4. DiscriminationDiscrimination is another problem people are very reluctant to address, and another situation where being assertive with your boss is the best solution. It’s simply human nature to like one person over another, but bias has no place in a professional environment. If you notice that your boss is favouring someone and offering them interesting assignments and projects just because they like them, then you should speak up.
Of course, you need to get your facts straight before you do so. If the person your supervisor is favouring is simply better suited for the job, then it’s not bias. What you can do in this situation is approach your supervisor and request more challenging assignments to improve your skills. Chances are they’ll grant your request. However, if there is discrimination, you do need to speak up. Confront your supervisor about it, especially if it’s racial or gender bias. Such things shouldn’t be ignored.
5. Work overload
Everyone goes through a period in life where they work themselves to the bone just to please their boss.
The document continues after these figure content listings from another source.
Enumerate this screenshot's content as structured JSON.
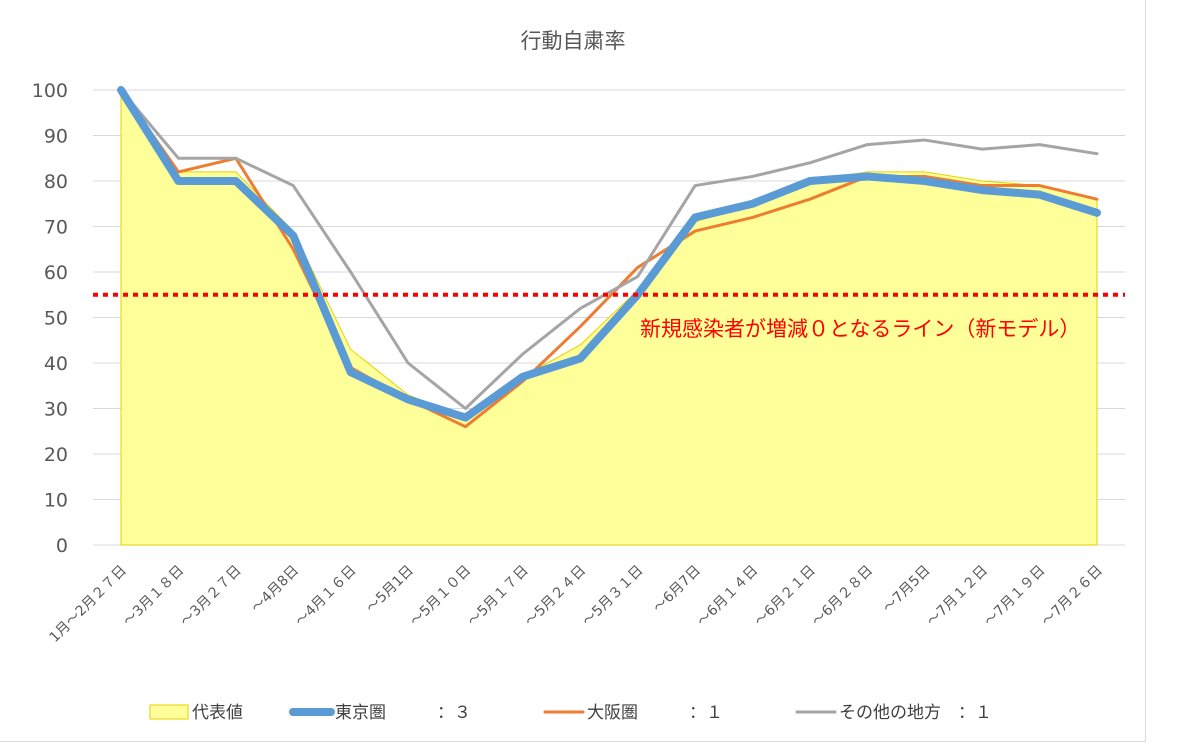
{
  "chart_data": {
    "type": "line",
    "title": "行動自粛率",
    "categories": [
      "1月～2月27日",
      "～3月18日",
      "～3月27日",
      "～4月8日",
      "～4月16日",
      "～5月1日",
      "～5月10日",
      "～5月17日",
      "～5月24日",
      "～5月31日",
      "～6月7日",
      "～6月14日",
      "～6月21日",
      "～6月28日",
      "～7月5日",
      "～7月12日",
      "～7月19日",
      "～7月26日"
    ],
    "category_labels": [
      "1月～2月２７日",
      "～3月１８日",
      "～3月２７日",
      "～4月8日",
      "～4月１６日",
      "～5月1日",
      "～5月１０日",
      "～5月１７日",
      "～5月２４日",
      "～5月３１日",
      "～6月7日",
      "～6月１４日",
      "～6月２１日",
      "～6月２８日",
      "～7月5日",
      "～7月１２日",
      "～7月１９日",
      "～7月２６日"
    ],
    "ylim": [
      0,
      100
    ],
    "yticks": [
      0,
      10,
      20,
      30,
      40,
      50,
      60,
      70,
      80,
      90,
      100
    ],
    "grid": true,
    "legend_position": "bottom",
    "series": [
      {
        "name": "代表値",
        "legend_label": "代表値",
        "type": "area",
        "color": "#ffff99",
        "edge_color": "#e6d200",
        "values": [
          100,
          82,
          82,
          69,
          43,
          33,
          28,
          37,
          44,
          56,
          71,
          75,
          80,
          82,
          82,
          80,
          79,
          76
        ]
      },
      {
        "name": "東京圏",
        "legend_label": "東京圏　　　：３",
        "weight": 3,
        "color": "#5b9bd5",
        "values": [
          100,
          80,
          80,
          68,
          38,
          32,
          28,
          37,
          41,
          55,
          72,
          75,
          80,
          81,
          80,
          78,
          77,
          73
        ]
      },
      {
        "name": "大阪圏",
        "legend_label": "大阪圏　　　：１",
        "weight": 1,
        "color": "#ed7d31",
        "values": [
          100,
          82,
          85,
          65,
          39,
          32,
          26,
          36,
          48,
          61,
          69,
          72,
          76,
          81,
          81,
          79,
          79,
          76
        ]
      },
      {
        "name": "その他の地方",
        "legend_label": "その他の地方　：１",
        "weight": 1,
        "color": "#a5a5a5",
        "values": [
          100,
          85,
          85,
          79,
          60,
          40,
          30,
          42,
          52,
          59,
          79,
          81,
          84,
          88,
          89,
          87,
          88,
          86
        ]
      }
    ],
    "reference_line": {
      "value": 55,
      "color": "#ff0000",
      "style": "dotted",
      "label": "新規感染者が増減０となるライン（新モデル）"
    }
  }
}
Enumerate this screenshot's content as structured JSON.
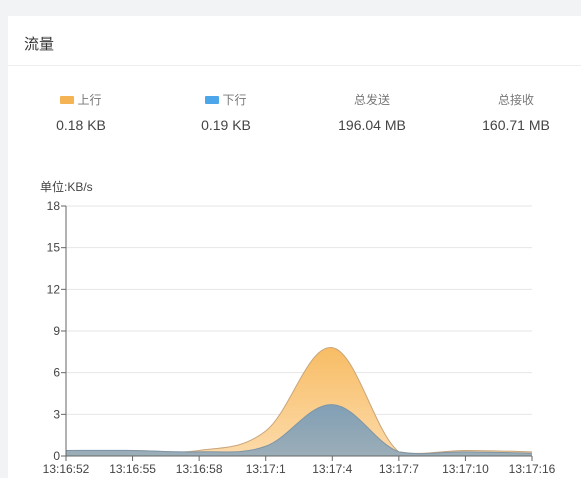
{
  "panel": {
    "title": "流量"
  },
  "stats": [
    {
      "label": "上行",
      "value": "0.18 KB",
      "swatch": "#f5b453"
    },
    {
      "label": "下行",
      "value": "0.19 KB",
      "swatch": "#4da6ea"
    },
    {
      "label": "总发送",
      "value": "196.04 MB"
    },
    {
      "label": "总接收",
      "value": "160.71 MB"
    }
  ],
  "chart_data": {
    "type": "area",
    "unit_label": "单位:KB/s",
    "categories": [
      "13:16:52",
      "13:16:55",
      "13:16:58",
      "13:17:1",
      "13:17:4",
      "13:17:7",
      "13:17:10",
      "13:17:16"
    ],
    "yticks": [
      0,
      3,
      6,
      9,
      12,
      15,
      18
    ],
    "ylim": [
      0,
      18
    ],
    "grid": true,
    "series": [
      {
        "name": "上行",
        "color": "#f5b453",
        "values": [
          0.4,
          0.4,
          0.4,
          1.8,
          7.8,
          0.3,
          0.4,
          0.3
        ]
      },
      {
        "name": "下行",
        "color": "#4da6ea",
        "values": [
          0.4,
          0.4,
          0.3,
          0.7,
          3.7,
          0.3,
          0.3,
          0.2
        ]
      }
    ]
  }
}
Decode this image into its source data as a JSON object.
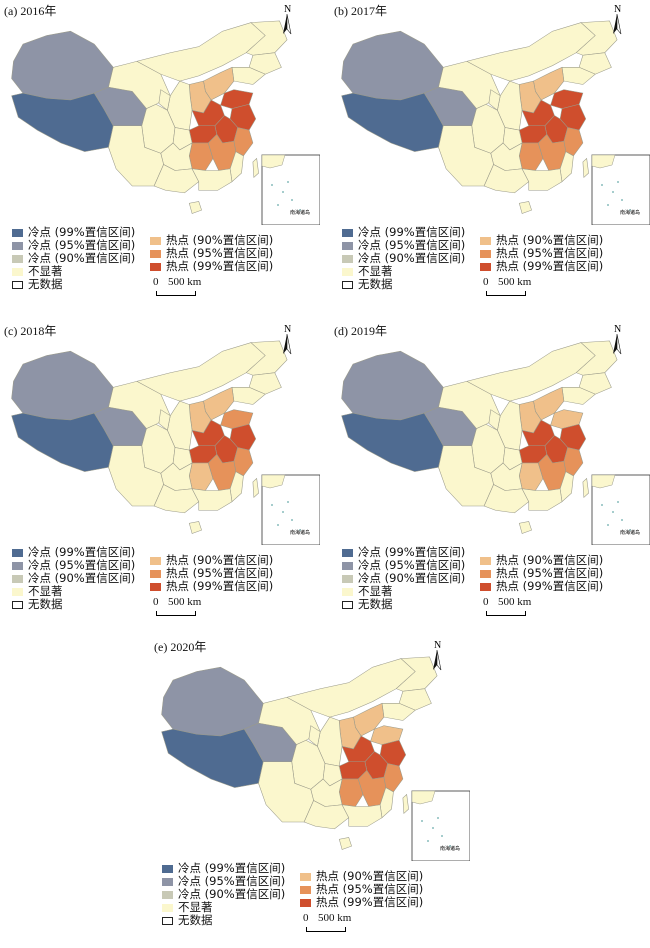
{
  "colors": {
    "cold99": "#4f6b91",
    "cold95": "#8e94a6",
    "cold90": "#c8c9b6",
    "ns": "#fbf7cd",
    "hot90": "#f0c08a",
    "hot95": "#e6925a",
    "hot99": "#cf4e2d"
  },
  "legend": {
    "cold99": "冷点 (99%置信区间)",
    "cold95": "冷点 (95%置信区间)",
    "cold90": "冷点 (90%置信区间)",
    "ns": "不显著",
    "nodata": "无数据",
    "hot90": "热点 (90%置信区间)",
    "hot95": "热点 (95%置信区间)",
    "hot99": "热点 (99%置信区间)"
  },
  "scale": {
    "zero": "0",
    "label": "500 km"
  },
  "north": "N",
  "inset_label": "南海诸岛",
  "panels": [
    {
      "title": "(a) 2016年",
      "regions": {
        "xizang": "cold99",
        "xinjiang": "cold95",
        "qinghai": "cold95",
        "shanxi": "hot90",
        "hebei": "hot90",
        "henan": "hot99",
        "shandong": "hot99",
        "anhui": "hot99",
        "jiangsu": "hot99",
        "hubei": "hot99",
        "hunan": "hot95",
        "jiangxi": "hot95",
        "zhejiang": "hot95"
      }
    },
    {
      "title": "(b) 2017年",
      "regions": {
        "xizang": "cold99",
        "xinjiang": "cold95",
        "qinghai": "cold95",
        "shanxi": "hot90",
        "hebei": "hot90",
        "henan": "hot99",
        "shandong": "hot99",
        "anhui": "hot99",
        "jiangsu": "hot99",
        "hubei": "hot99",
        "hunan": "hot95",
        "jiangxi": "hot95",
        "zhejiang": "hot95"
      }
    },
    {
      "title": "(c) 2018年",
      "regions": {
        "xizang": "cold99",
        "xinjiang": "cold95",
        "qinghai": "cold95",
        "shanxi": "hot90",
        "hebei": "hot90",
        "henan": "hot99",
        "shandong": "hot95",
        "anhui": "hot99",
        "jiangsu": "hot99",
        "hubei": "hot99",
        "hunan": "hot90",
        "jiangxi": "hot95",
        "zhejiang": "hot95"
      }
    },
    {
      "title": "(d) 2019年",
      "regions": {
        "xizang": "cold99",
        "xinjiang": "cold95",
        "qinghai": "cold95",
        "shanxi": "hot90",
        "hebei": "hot90",
        "henan": "hot99",
        "shandong": "hot90",
        "anhui": "hot99",
        "jiangsu": "hot99",
        "hubei": "hot99",
        "hunan": "hot90",
        "jiangxi": "hot95",
        "zhejiang": "hot95"
      }
    },
    {
      "title": "(e) 2020年",
      "regions": {
        "xizang": "cold99",
        "xinjiang": "cold95",
        "qinghai": "cold95",
        "shanxi": "hot90",
        "hebei": "hot90",
        "henan": "hot99",
        "shandong": "hot90",
        "anhui": "hot99",
        "jiangsu": "hot99",
        "hubei": "hot99",
        "hunan": "hot95",
        "jiangxi": "hot95",
        "zhejiang": "hot95"
      }
    }
  ]
}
Hard-working, enthusiastic young people who’ve just entered the job market are particularly prone to this habit. They’re used to burning the midnight oil studying for their exams, after all.
Unfortunately, this can soon become a habit and eventually, you’ll burn out. Your boss might not even be paying attention to your health when they assign tasks to you and set deadlines; they just want to get the work done. At some point, however, you need to stop and say no. In most cases, if you honestly admit you’re being swamped with work on a regular basis, your supervisor will take a step back and ease the work load. If they try to press you, you need to stand firm and say no.
6. Working outside of normal business hoursAdvances in communications technology have propelled our world forward. This has also made it possible for employers to email their staff at any time and assign urgent work to them. It’s not uncommon for people to keep working outside of work hours, taking more assignments home and completing their work on weekends.
Although supervisors may not think it’s wrong, this can disrupt your private life. It’s best to limit your off-hour interactions with your boss. Be assertive with them: simply say that you’re unavailable and maintain your position.